To take advantage of the concentrated water, sanitation, and hygiene (WASH)–sector knowledge represented at the 2019 University of North Carolina Water and Health Conference, we held a consultation designed to: 1) share our process in developing a research agenda; 2) increase awareness of key evidence gaps we have identified in the process so far; and 3) validate and prioritize research questions and themes for the forthcoming research agenda.
We had a packed house with more than 100 people in attendance for the Friday afternoon session. Jeff Goldberg, director of the USAID Water Office, and Ali Macalady, USAID WASH advisor, kicked off the process with an overview of our methodology for developing the research agenda and an introduction to the interactive sessions.
The majority of the time spent during the consultation revolved around these interactive sessions, which were designed to get input from researchers, practitioners, and others in attendance.
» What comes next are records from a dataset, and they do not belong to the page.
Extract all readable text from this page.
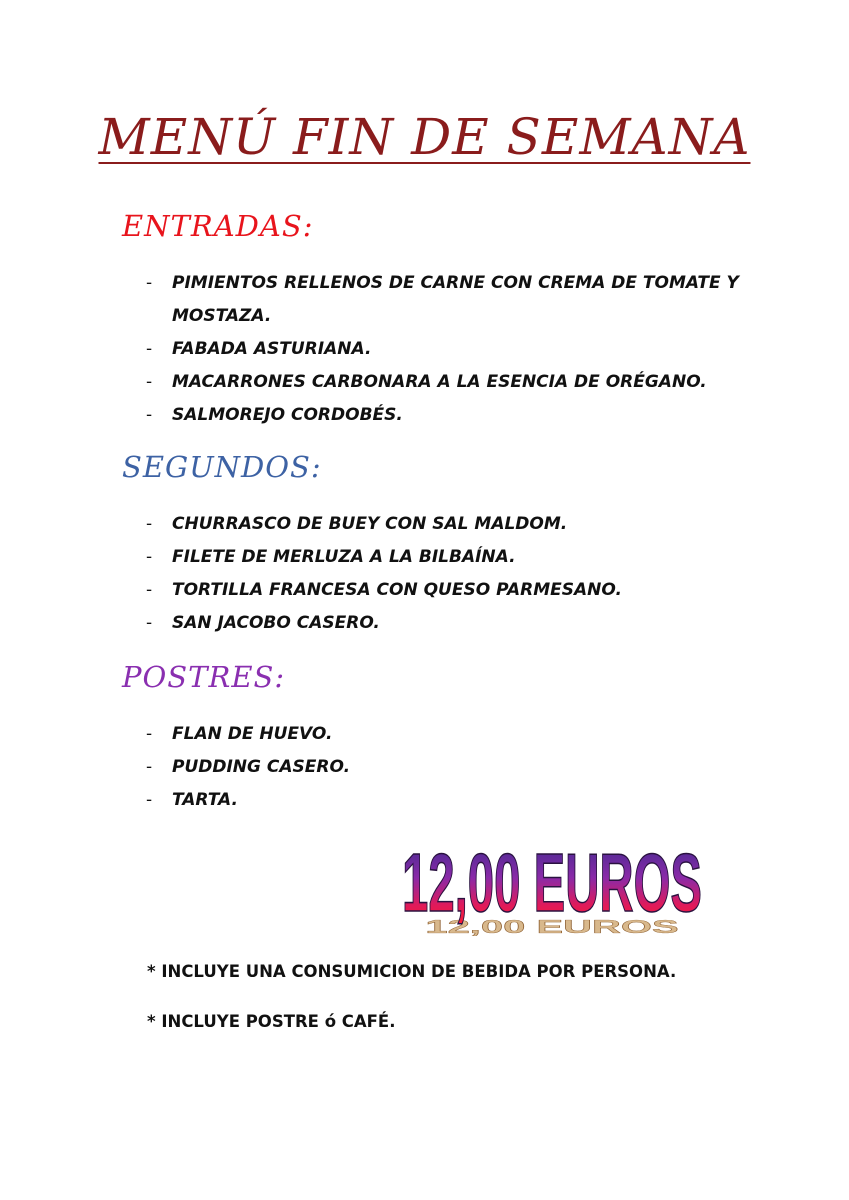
MENÚ FIN DE SEMANA
ENTRADAS:
- PIMIENTOS RELLENOS DE CARNE CON CREMA DE TOMATE Y MOSTAZA.
- FABADA ASTURIANA.
- MACARRONES CARBONARA A LA ESENCIA DE ORÉGANO.
- SALMOREJO CORDOBÉS.
SEGUNDOS:
- CHURRASCO DE BUEY CON SAL MALDOM.
- FILETE DE MERLUZA A LA BILBAÍNA.
- TORTILLA FRANCESA CON QUESO PARMESANO.
- SAN JACOBO CASERO.
POSTRES:
- FLAN DE HUEVO.
- PUDDING CASERO.
- TARTA.
12,00 EUROS
12,00 EUROS
* INCLUYE UNA CONSUMICION DE BEBIDA POR PERSONA.
* INCLUYE POSTRE ó CAFÉ.
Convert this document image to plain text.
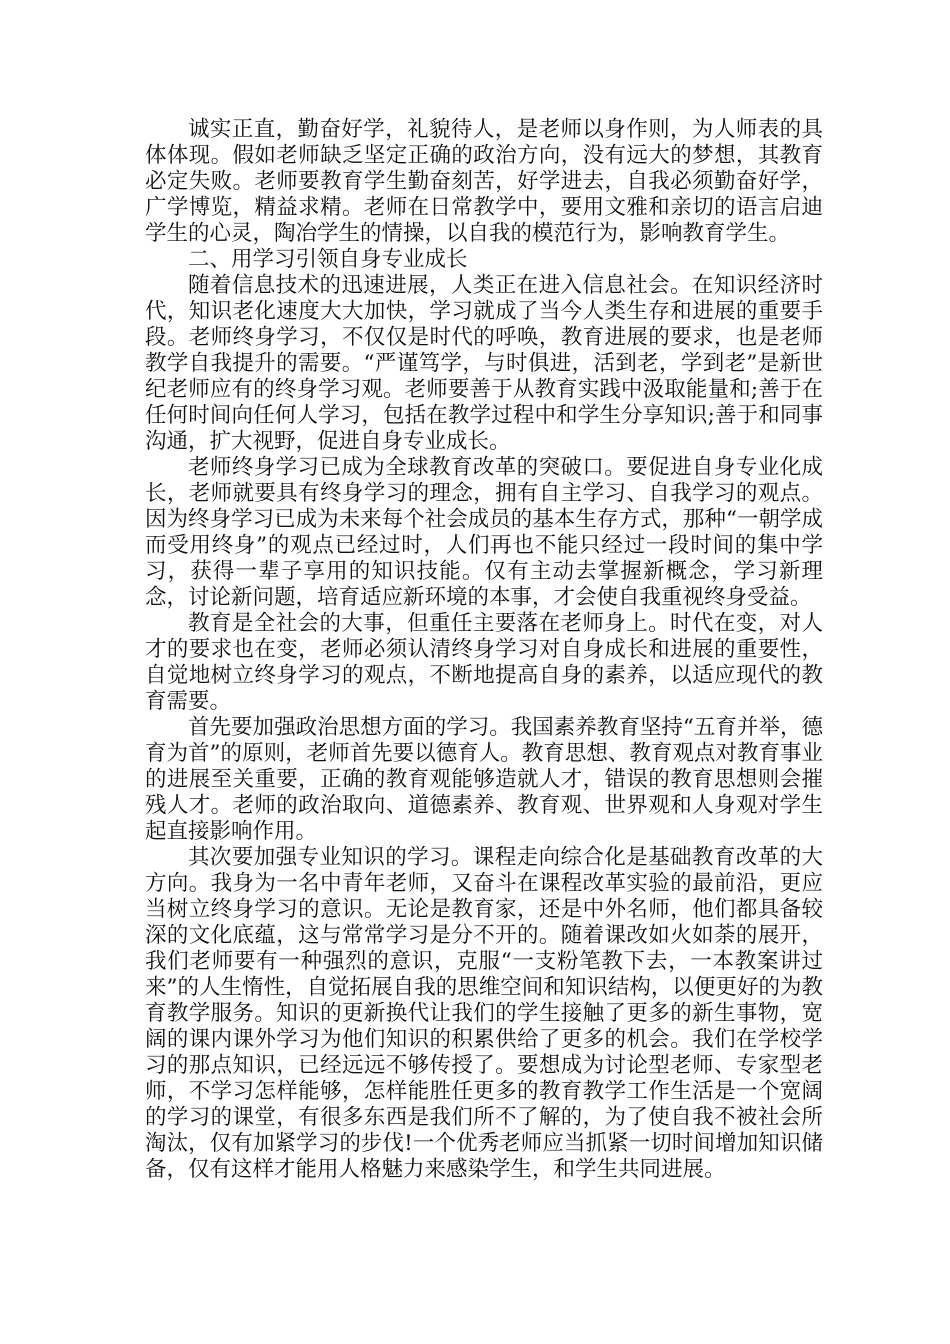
诚实正直，勤奋好学，礼貌待人，是老师以身作则，为人师表的具体体现。假如老师缺乏坚定正确的政治方向，没有远大的梦想，其教育必定失败。老师要教育学生勤奋刻苦，好学进去，自我必须勤奋好学，广学博览，精益求精。老师在日常教学中，要用文雅和亲切的语言启迪学生的心灵，陶冶学生的情操，以自我的模范行为，影响教育学生。

二、用学习引领自身专业成长

随着信息技术的迅速进展，人类正在进入信息社会。在知识经济时代，知识老化速度大大加快，学习就成了当今人类生存和进展的重要手段。老师终身学习，不仅仅是时代的呼唤，教育进展的要求，也是老师教学自我提升的需要。“严谨笃学，与时俱进，活到老，学到老”是新世纪老师应有的终身学习观。老师要善于从教育实践中汲取能量和;善于在任何时间向任何人学习，包括在教学过程中和学生分享知识;善于和同事沟通，扩大视野，促进自身专业成长。

老师终身学习已成为全球教育改革的突破口。要促进自身专业化成长，老师就要具有终身学习的理念，拥有自主学习、自我学习的观点。因为终身学习已成为未来每个社会成员的基本生存方式，那种“一朝学成而受用终身”的观点已经过时，人们再也不能只经过一段时间的集中学习，获得一辈子享用的知识技能。仅有主动去掌握新概念，学习新理念，讨论新问题，培育适应新环境的本事，才会使自我重视终身受益。

教育是全社会的大事，但重任主要落在老师身上。时代在变，对人才的要求也在变，老师必须认清终身学习对自身成长和进展的重要性，自觉地树立终身学习的观点，不断地提高自身的素养，以适应现代的教育需要。

首先要加强政治思想方面的学习。我国素养教育坚持“五育并举，德育为首”的原则，老师首先要以德育人。教育思想、教育观点对教育事业的进展至关重要，正确的教育观能够造就人才，错误的教育思想则会摧残人才。老师的政治取向、道德素养、教育观、世界观和人身观对学生起直接影响作用。

其次要加强专业知识的学习。课程走向综合化是基础教育改革的大方向。我身为一名中青年老师，又奋斗在课程改革实验的最前沿，更应当树立终身学习的意识。无论是教育家，还是中外名师，他们都具备较深的文化底蕴，这与常常学习是分不开的。随着课改如火如荼的展开，我们老师要有一种强烈的意识，克服“一支粉笔教下去，一本教案讲过来”的人生惰性，自觉拓展自我的思维空间和知识结构，以便更好的为教育教学服务。知识的更新换代让我们的学生接触了更多的新生事物，宽阔的课内课外学习为他们知识的积累供给了更多的机会。我们在学校学习的那点知识，已经远远不够传授了。要想成为讨论型老师、专家型老师，不学习怎样能够，怎样能胜任更多的教育教学工作生活是一个宽阔的学习的课堂，有很多东西是我们所不了解的，为了使自我不被社会所淘汰，仅有加紧学习的步伐!一个优秀老师应当抓紧一切时间增加知识储备，仅有这样才能用人格魅力来感染学生，和学生共同进展。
USAID facilitators asked the participants to review draft research questions and provide input in a facilitated group discussion. The group discussion ended with a group sticky-dot voting exercise intended to gather input on prioritizing research questions (see photo below). The facilitators also gathered individualized feedback from a participant’s worksheet.
The amount of feedback received validated our efforts to conduct a wide-open consultation. Researchers appreciated the breadth of challenges to the sector, rather than focus narrowly on individual research interests. Practitioners appreciated the need for better evidence on technical approaches currently being implemented in the field. These discussions in some cases highlighted additional evidence gaps and important research questions that need to be considered, especially to ensure that emerging approaches are studied alongside evidence to support existing programming. In other cases, the discussions pointed to the need to refine questions to make them more pertinent to advancing evidence and programming in the sector.
We are thrilled by the attendance and interest in this session, and are looking forward to incorporating everyone’s feedback into a finalized implementation research agenda to support the Agency’s water and sanitation development work.